Here is some information on the differences in the different working dogs.

Service Dogs: A person must be legally disabled and under the ADA, a service animal is defined as a dog that has been individually trained to do work or perform tasks for an individual with a disability.  The task(s) performed by the dog must be directly related to the person's disability. The dog must be trained to take a specific action when needed to assist the person with a disability. For example, a person with diabetes may have a dog that is trained to alert him when his blood sugar reaches high or low levels. A person with depression may have a dog that is trained to remind her to take her medication. Or, a person who has epilepsy may have a dog that is trained to detect the onset of a seizure and then help the person remain safe during the seizure.

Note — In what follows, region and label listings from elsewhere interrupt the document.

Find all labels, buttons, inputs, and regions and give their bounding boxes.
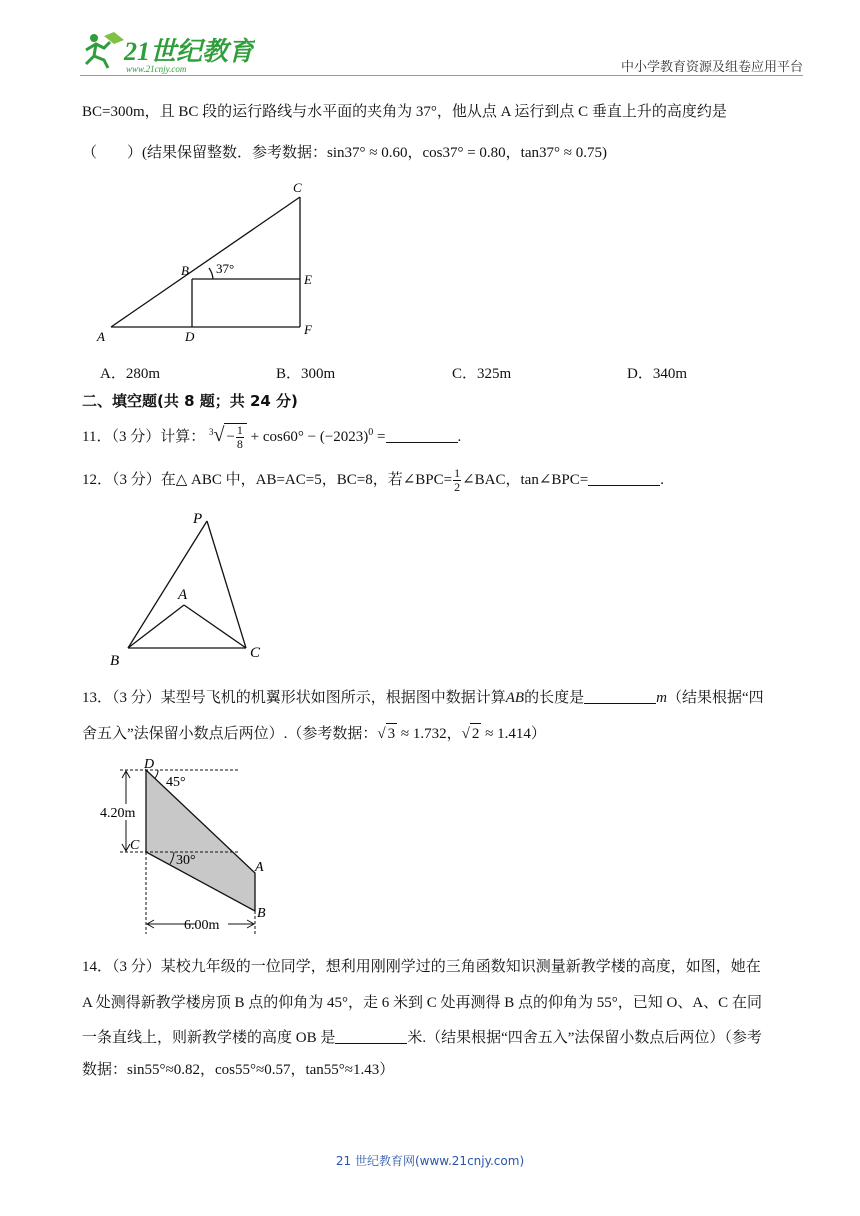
q11-line: 11．（3 分）计算： $^3$√ − $\frac{1}{8}$ + $\cos 60^\circ - (-2023)^0$ = . [82, 423, 462, 452]
header-platform-text: 中小学教育资源及组卷应用平台 [620, 60, 803, 75]
q11-answer-blank[interactable] [386, 428, 458, 443]
q13-label-D: D [144, 757, 155, 772]
q13-line1: 13．（3 分）某型号飞机的机翼形状如图所示，根据图中数据计算AB的长度是 m（结果根据“四 [82, 690, 764, 706]
q12-label-C: C [250, 645, 261, 661]
q10-label-E: E [304, 272, 312, 287]
q10-label-F: F [304, 322, 312, 337]
q10-line1: BC=300m，且 BC 段的运行路线与水平面的夹角为 37°，他从点 A 运行到点 C 垂直上升的高度约是 [82, 104, 727, 120]
q14-line3: 一条直线上，则新教学楼的高度 OB 是 米.（结果根据“四舍五入”法保留小数点后两位）（参考 [82, 1030, 762, 1046]
q10-label-D: D [185, 329, 195, 344]
q12-label-A: A [178, 587, 188, 603]
q14-line2: A 处测得新教学楼房顶 B 点的仰角为 45°，走 6 米到 C 处再测得 B 点的仰角为 55°，已知 O、A、C 在同 [82, 995, 762, 1011]
section-title: 二、填空题(共 8 题；共 24 分) [82, 392, 298, 410]
q13-label-B: B [257, 906, 266, 921]
q13-label-C: C [130, 838, 140, 853]
q13-angle-45: 45° [166, 775, 186, 790]
q12-label-P: P [193, 511, 203, 527]
q13-angle-30: 30° [176, 853, 196, 868]
site-logo [80, 30, 255, 74]
runner-icon [86, 32, 124, 68]
q14-answer-blank[interactable] [335, 1029, 407, 1044]
q13-label-A: A [255, 860, 264, 875]
q10-label-B: B [181, 263, 189, 278]
q10-label-C: C [293, 180, 302, 195]
q10-angle-label: 37° [216, 261, 235, 276]
q13-answer-blank[interactable] [584, 689, 656, 704]
header-divider [80, 75, 803, 76]
q10-label-A: A [97, 329, 105, 344]
q13-figure [98, 754, 278, 939]
q10-option-c: C．325m [452, 366, 512, 382]
logo-text: 21世纪教育 [124, 37, 255, 66]
q13-width-label: 6.00m [184, 918, 220, 933]
q12-figure [105, 507, 275, 672]
q10-option-a: A．280m [100, 366, 161, 382]
q12-answer-blank[interactable] [588, 471, 660, 486]
q10-option-d: D．340m [627, 366, 688, 382]
q12-line: 12．（3 分）在△ ABC 中，AB=AC=5，BC=8，若∠BPC= $\frac{1}{2}$ ∠BAC，tan∠BPC= . [82, 466, 664, 494]
q13-line2: 舍五入”法保留小数点后两位）.（参考数据：√ 3 ≈ 1.732，√ 2 ≈ 1.414） [82, 723, 546, 744]
q14-line4: 数据：sin55°≈0.82，cos55°≈0.57，tan55°≈1.43） [82, 1062, 395, 1078]
q14-line1: 14．（3 分）某校九年级的一位同学，想利用刚刚学过的三角函数知识测量新教学楼的高度，如图，她在 [82, 959, 761, 975]
logo-url: www.21cnjy.com [126, 64, 187, 74]
q12-label-B: B [110, 653, 120, 669]
q10-figure [95, 178, 325, 348]
footer-link[interactable]: 21 世纪教育网(www.21cnjy.com) [335, 1154, 525, 1168]
q10-line2: （ ）(结果保留整数．参考数据：sin37° ≈ 0.60，cos37° = 0.80，tan37° ≈ 0.75) [82, 145, 607, 161]
q13-height-label: 4.20m [100, 806, 136, 821]
q10-option-b: B．300m [276, 366, 336, 382]
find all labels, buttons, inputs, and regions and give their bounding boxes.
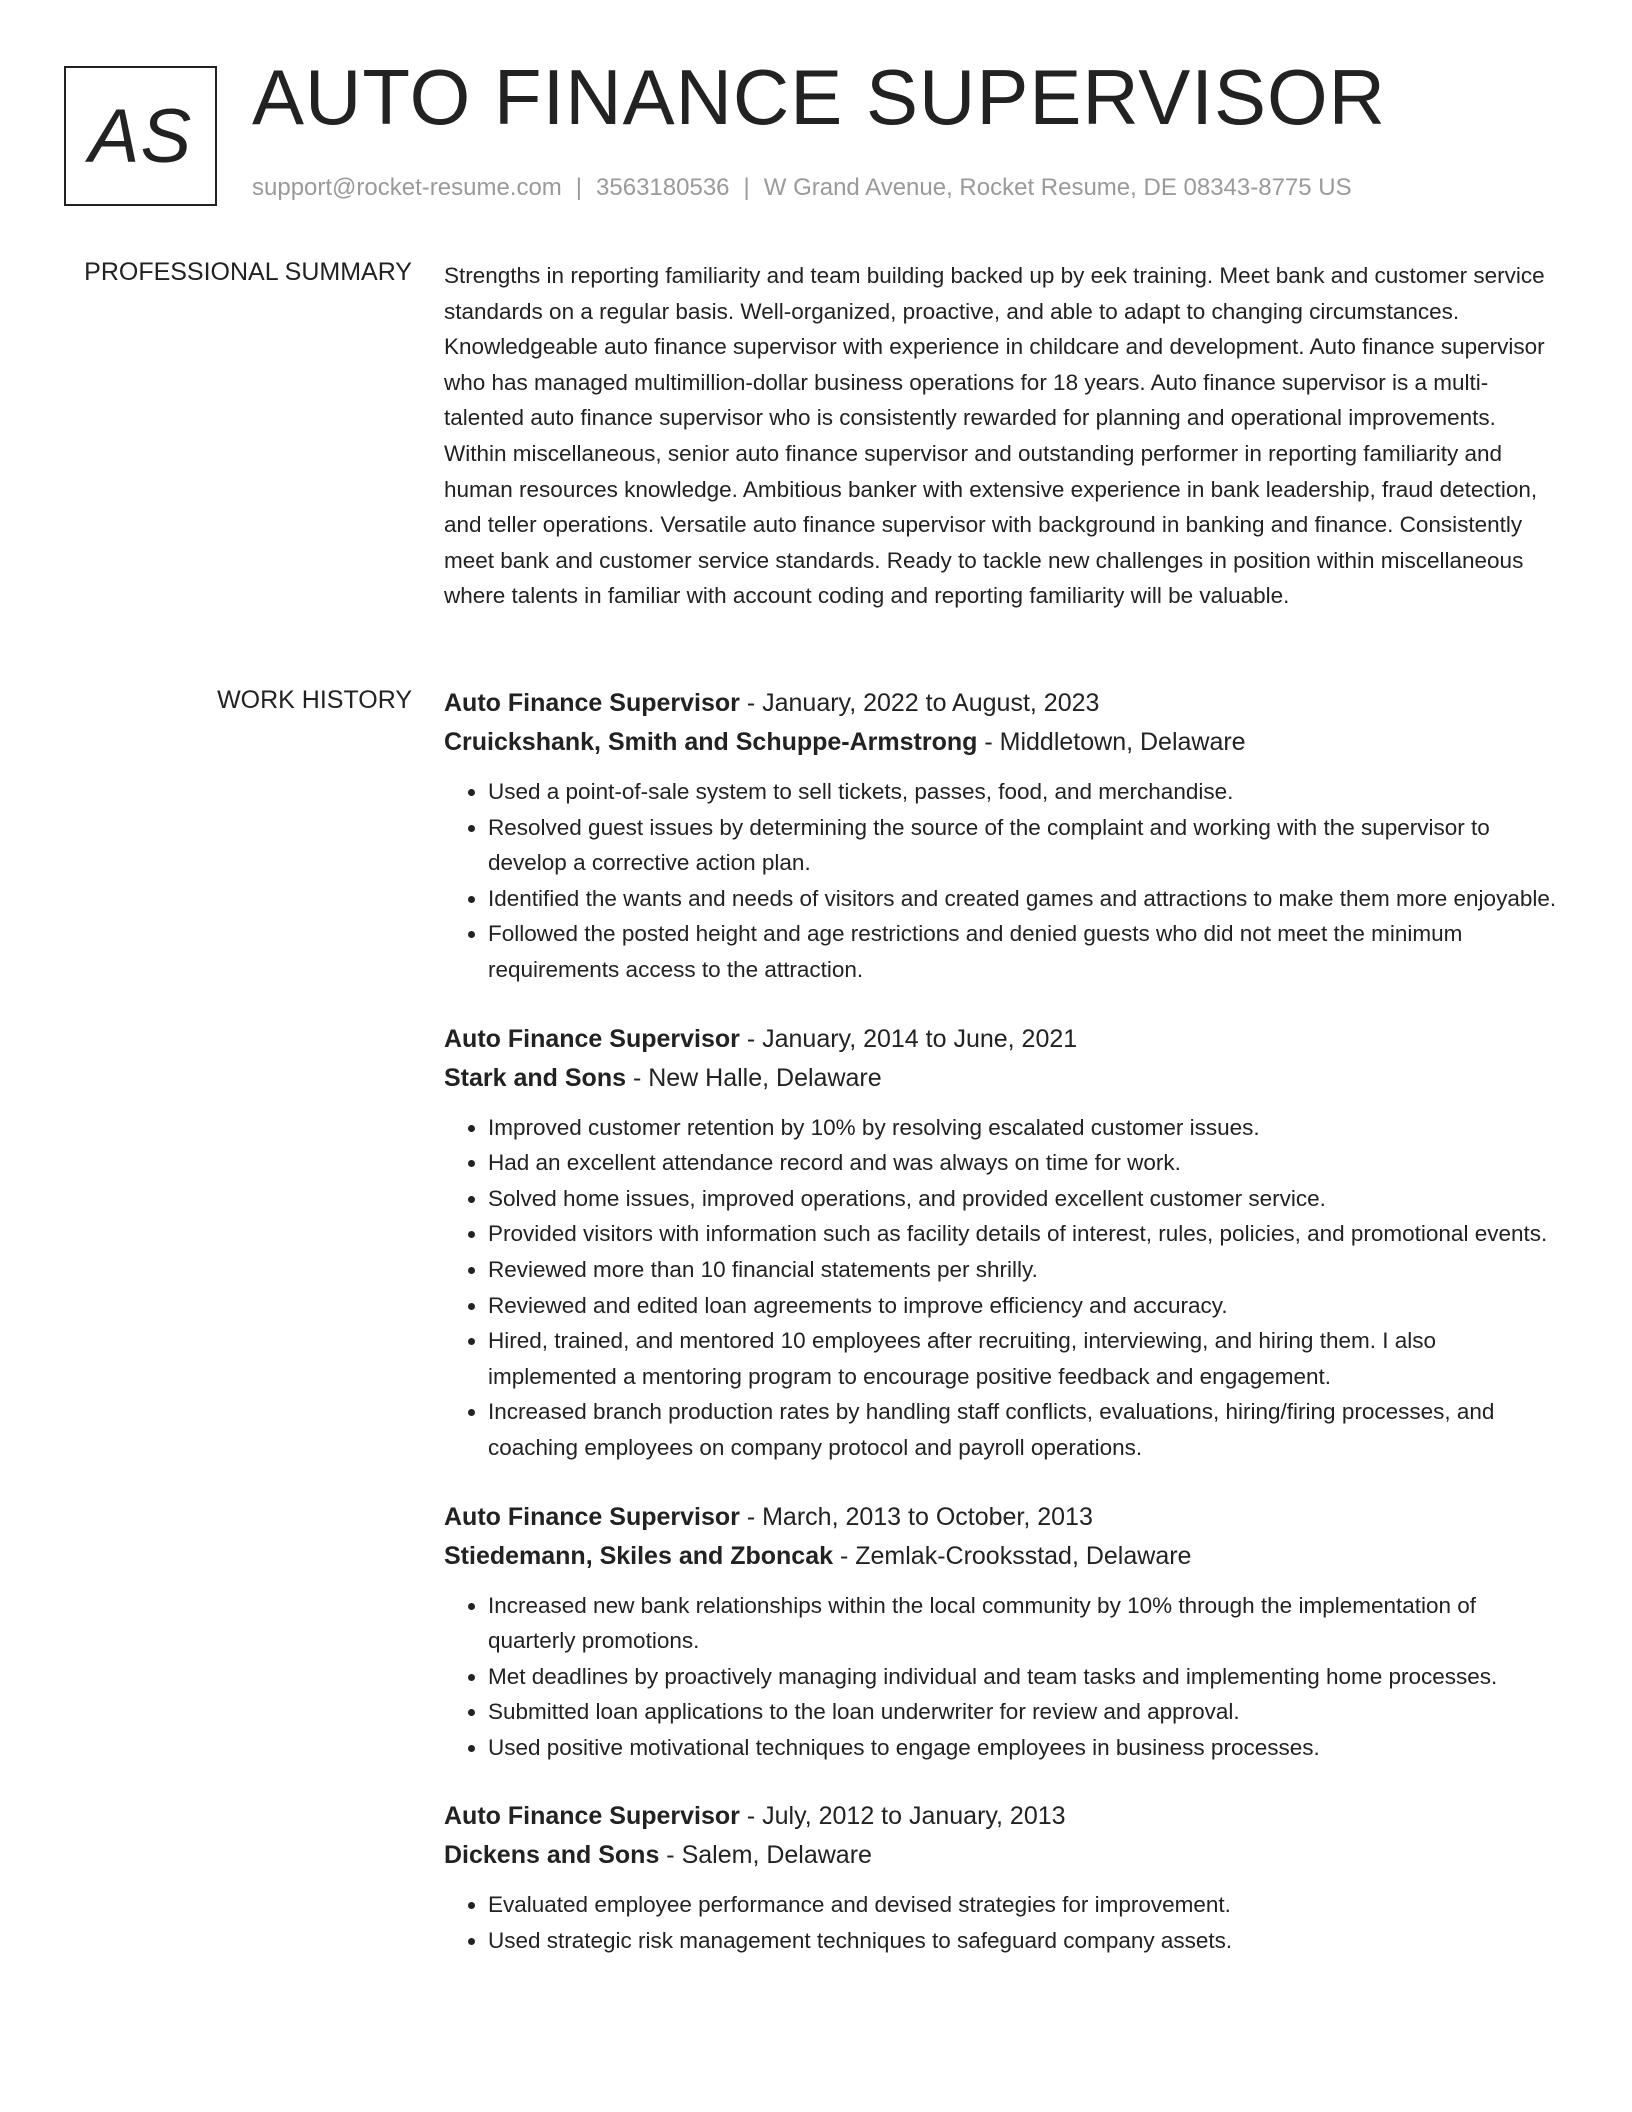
separator: | [743, 174, 750, 201]
job-location: - Zemlak-Crooksstad, Delaware [833, 1541, 1192, 1570]
job-title: Auto Finance Supervisor [444, 1502, 740, 1531]
job-bullet: • Provided visitors with information such as facility details of interest, rules, policies, and promotional events. [488, 1216, 1560, 1252]
summary-section-label: PROFESSIONAL SUMMARY [84, 258, 412, 286]
job-entry [444, 1797, 1560, 1958]
address-text: W Grand Avenue, Rocket Resume, DE 08343-8775 US [763, 174, 1352, 201]
job-company-line [444, 1537, 1560, 1576]
job-entry [444, 1498, 1560, 1766]
job-bullets [444, 774, 1560, 988]
work-history-list [444, 684, 1560, 1991]
job-title: Auto Finance Supervisor [444, 1802, 740, 1831]
job-entry [444, 684, 1560, 988]
job-company: Stiedemann, Skiles and Zboncak [444, 1541, 834, 1570]
job-title: Auto Finance Supervisor [444, 1024, 740, 1053]
job-location: - Salem, Delaware [659, 1841, 872, 1870]
job-bullet: • Submitted loan applications to the loan underwriter for review and approval. [488, 1694, 1560, 1730]
job-bullet: • Increased branch production rates by handling staff conflicts, evaluations, hiring/firing processes, and coaching employees on company protocol and payroll operations. [488, 1394, 1560, 1465]
job-company-line [444, 1836, 1560, 1875]
job-bullet: • Identified the wants and needs of visitors and created games and attractions to make them more enjoyable. [488, 881, 1560, 917]
job-location: - New Halle, Delaware [626, 1063, 882, 1092]
job-bullet: • Improved customer retention by 10% by resolving escalated customer issues. [488, 1110, 1560, 1146]
summary-text: Strengths in reporting familiarity and team building backed up by eek training. Meet bank and customer service standards on a regular basis. Well-organized, proactive, and able to adapt to changing circumstances. Knowledgeable auto finance supervisor with experience in childcare and development. Auto finance supervisor who has managed multimillion-dollar business operations for 18 years. Auto finance supervisor is a multi-talented auto finance supervisor who is consistently rewarded for planning and operational improvements. Within miscellaneous, senior auto finance supervisor and outstanding performer in reporting familiarity and human resources knowledge. Ambitious banker with extensive experience in bank leadership, fraud detection, and teller operations. Versatile auto finance supervisor with background in banking and finance. Consistently meet bank and customer service standards. Ready to tackle new challenges in position within miscellaneous where talents in familiar with account coding and reporting familiarity will be valuable. [444, 263, 1545, 609]
phone-text: 3563180536 [596, 174, 730, 201]
separator: | [575, 174, 583, 201]
job-entry [444, 1020, 1560, 1466]
work-section-label: WORK HISTORY [217, 686, 412, 714]
job-bullet: • Followed the posted height and age restrictions and denied guests who did not meet the minimum requirements access to the attraction. [488, 916, 1560, 987]
job-company-line [444, 723, 1560, 762]
job-title: Auto Finance Supervisor [444, 689, 740, 717]
job-bullet: • Reviewed more than 10 financial statements per shrilly. [488, 1252, 1560, 1288]
email-text: support@rocket-resume.com [252, 174, 562, 201]
job-bullet: • Hired, trained, and mentored 10 employees after recruiting, interviewing, and hiring them. I also implemented a mentoring program to encourage positive feedback and engagement. [488, 1323, 1560, 1394]
job-dates: - January, 2014 to June, 2021 [739, 1024, 1078, 1053]
job-title-line [444, 1797, 1560, 1836]
job-title-line [444, 684, 1560, 723]
job-dates: - July, 2012 to January, 2013 [739, 1802, 1066, 1831]
job-bullets [444, 1588, 1560, 1766]
job-bullet: • Evaluated employee performance and devised strategies for improvement. [488, 1887, 1560, 1923]
job-bullets [444, 1887, 1560, 1958]
job-bullet: • Reviewed and edited loan agreements to improve efficiency and accuracy. [488, 1288, 1560, 1324]
job-bullet: • Used positive motivational techniques to engage employees in business processes. [488, 1730, 1560, 1766]
job-bullet: • Increased new bank relationships within the local community by 10% through the implementation of quarterly promotions. [488, 1588, 1560, 1659]
job-location: - Middletown, Delaware [977, 728, 1246, 756]
job-title-line [444, 1498, 1560, 1537]
job-bullet: • Met deadlines by proactively managing individual and team tasks and implementing home processes. [488, 1659, 1560, 1695]
job-company: Cruickshank, Smith and Schuppe-Armstrong [444, 728, 978, 756]
job-company: Stark and Sons [444, 1063, 626, 1092]
job-bullet: • Used strategic risk management techniques to safeguard company assets. [488, 1923, 1560, 1959]
contact-line [252, 174, 1352, 202]
initials-monogram: AS [64, 66, 217, 206]
job-bullet: • Had an excellent attendance record and was always on time for work. [488, 1145, 1560, 1181]
page-title: AUTO FINANCE SUPERVISOR [252, 53, 1387, 141]
job-title-line [444, 1020, 1560, 1059]
job-dates: - March, 2013 to October, 2013 [739, 1502, 1093, 1531]
job-bullet: • Solved home issues, improved operations, and provided excellent customer service. [488, 1181, 1560, 1217]
job-company-line [444, 1059, 1560, 1098]
job-company: Dickens and Sons [444, 1841, 660, 1870]
job-bullet: • Used a point-of-sale system to sell tickets, passes, food, and merchandise. [488, 774, 1560, 810]
job-bullets [444, 1110, 1560, 1466]
job-bullet: • Resolved guest issues by determining the source of the complaint and working with the supervisor to develop a corrective action plan. [488, 810, 1560, 881]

Emotional Support Dogs: A person must have a note from a licensed mental health professional in order to legally have an ESA dog. These dogs provide an increased comfort level for their owner, particularly in social situations. These dogs do not have ADA public access rights but they are allowed to fly with their owners and qualify for no-pet housing. (check with your airline before flying, rules change)

Therapy Dogs: A trained dog that meets the needs of others such as; visiting nursing homes, hospitals, schools, etc while doing pet therapy work. The handlers do not have ADA public access rights with Therapy Dogs and must have permission from an establishment to enter. Please make sure your dog is trained properly.